Let $X$ be a normed linear space over $\mathbb C$ such that $||x-y|| \ge \dfrac 12 (||x||+||y||)\bigg|\bigg| \dfrac x{||x||}- \dfrac y {||y||} \bigg|\bigg| , \forall 0\ne x, y \in X$ , then is it true that the norm on $X$ comes from an inner-product ? ( I can show that for a complex inner-product space , the inequality is true ) If not true in general , what if we moreover assume $X$ is Banach or finite dimensional ?

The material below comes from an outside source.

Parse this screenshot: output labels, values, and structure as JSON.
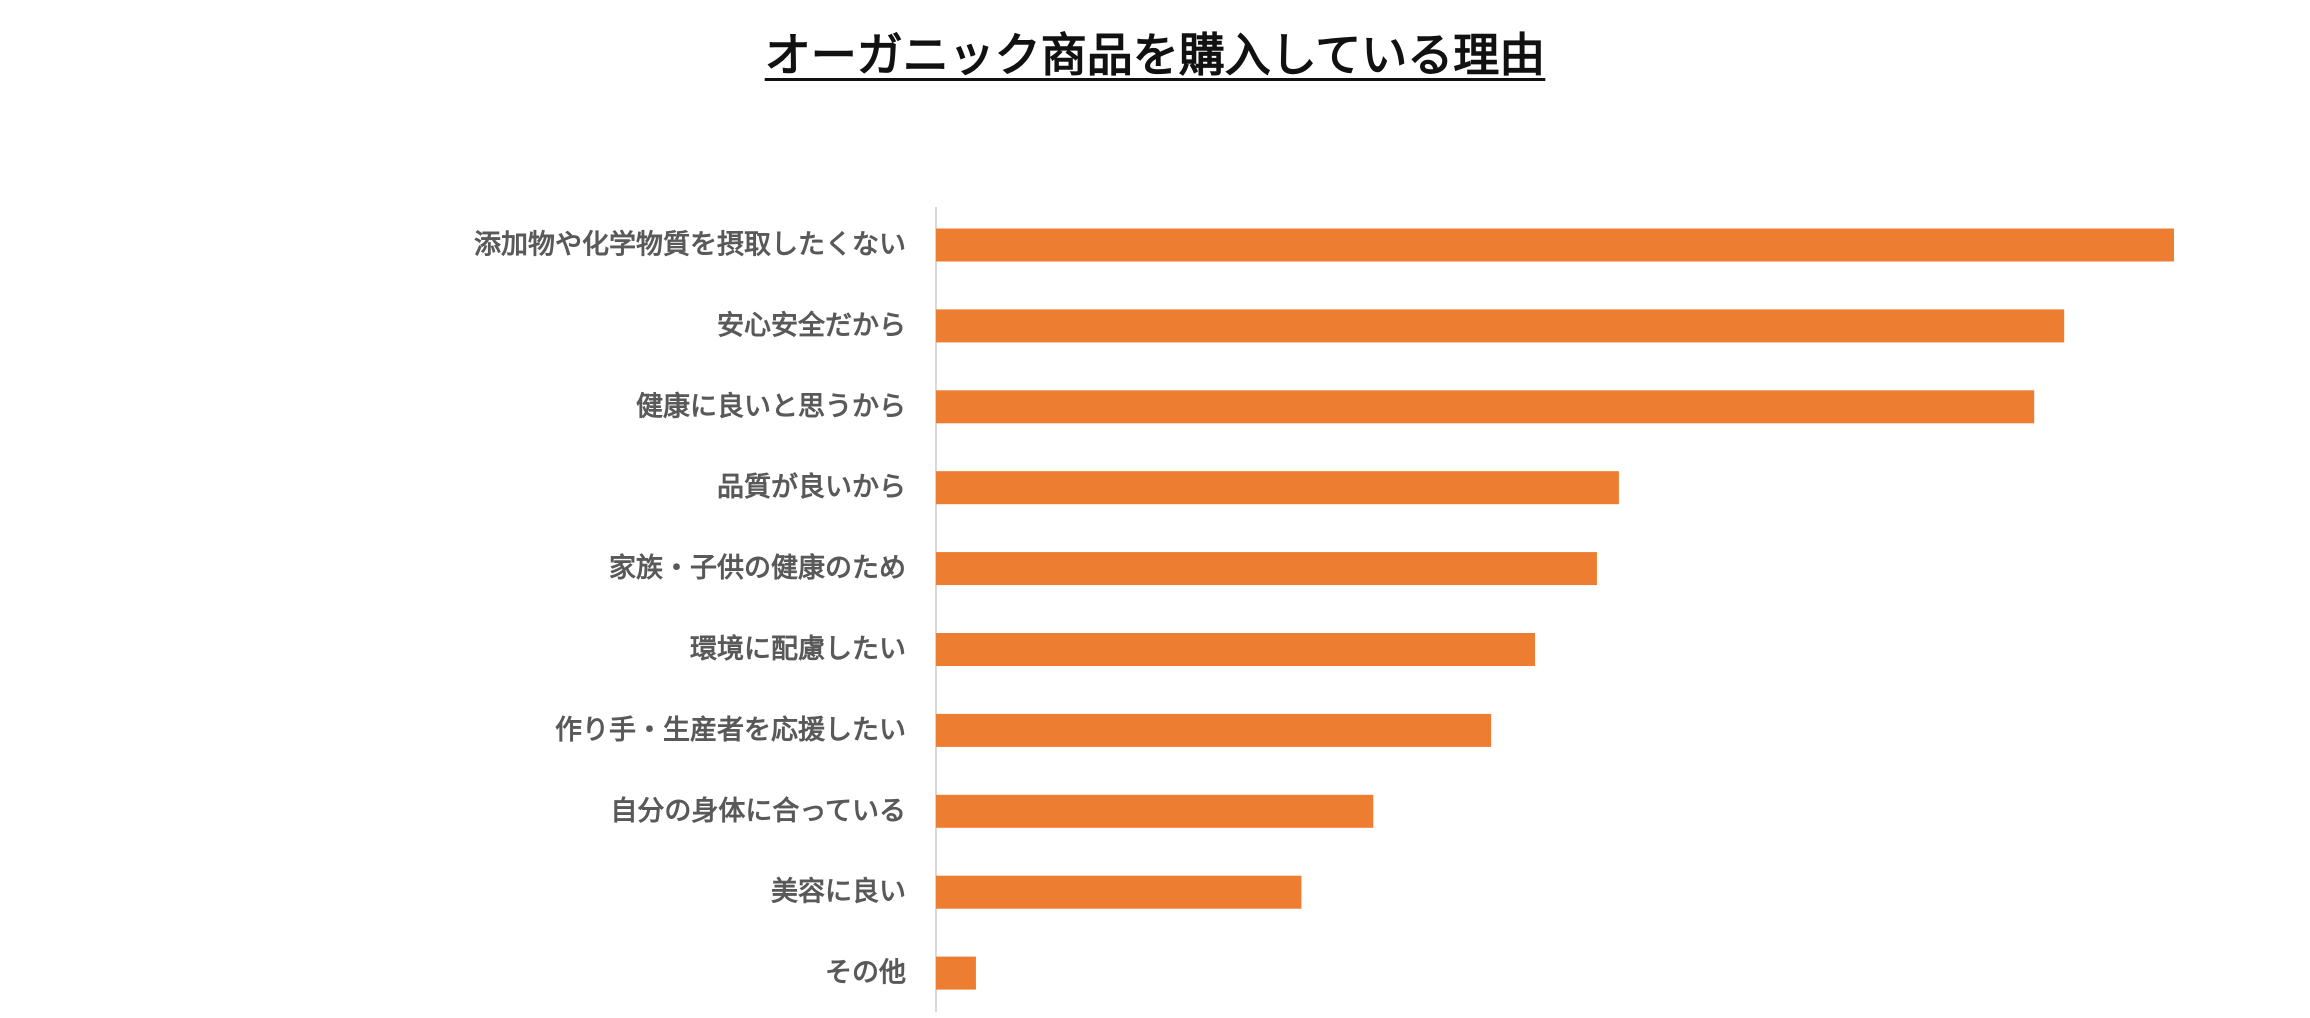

• IIRC, a norm comes from an inner product if and only if it satisfies the parallelogram law $\lVert x + y \rVert^2 + \lVert x + iy \rVert^2 + \lVert x - y \rVert^2 + \lVert x - iy \rVert^2 = 4 (\lVert x \rVert^2 + \lVert y \rVert^2)$, and in that case the inner product formula is found from the polarization identity $\langle x, y \rangle = \frac{1}{4} (\lVert x + y \rVert^2 - i \lVert x+iy \rVert^2 - \lVert x-y \rVert^2 + i \lVert x-iy \rVert^2)$. Oct 11 '17 at 16:59
• @DanielSchepler : I know that ... but how does that help here ?
– user
Oct 11 '17 at 17:07
• The two-dimensional case is the general case, because having an inner product is determined by 2D subspaces (via the parallelogram law). My impression is that the statement is true.
– user357151
Oct 12 '17 at 2:44
• wouldn't the space $\mathbb{C}^2$ with the norm $||(x, y)|| = |x| + |y|$ satisfy that? Oct 13 '17 at 20:40
• @ПетяНарышкин No. The vectors $a=(0,1)$ and $b=(1,1)$ have $\|a-b\|=1$, compared to $\frac12(\|a\|+\||b\|)\|(0,1)-(1/2,1/2)\| = 3/2$.
– user357151
Oct 14 '17 at 2:36

• To be precise, the one-page note of Kirk and Smiley doesn't prove much; they observe that the condition (trivially) implies $\|tx-t^{-1}y\|\ge \|x-y\|$ for all unit vectors $x,y$ and all $t>0$. And the latter was shown to characterize inner product spaces by E. R. Lorch: "Certain Implications Which Characterize Hilbert Space", Annals of Mathematics, Vol. 49, No. 3 (Jul., 1948), pp. 523-532. If I manage to extract a not-too-boring proof of the latter, I'll post it as an answer.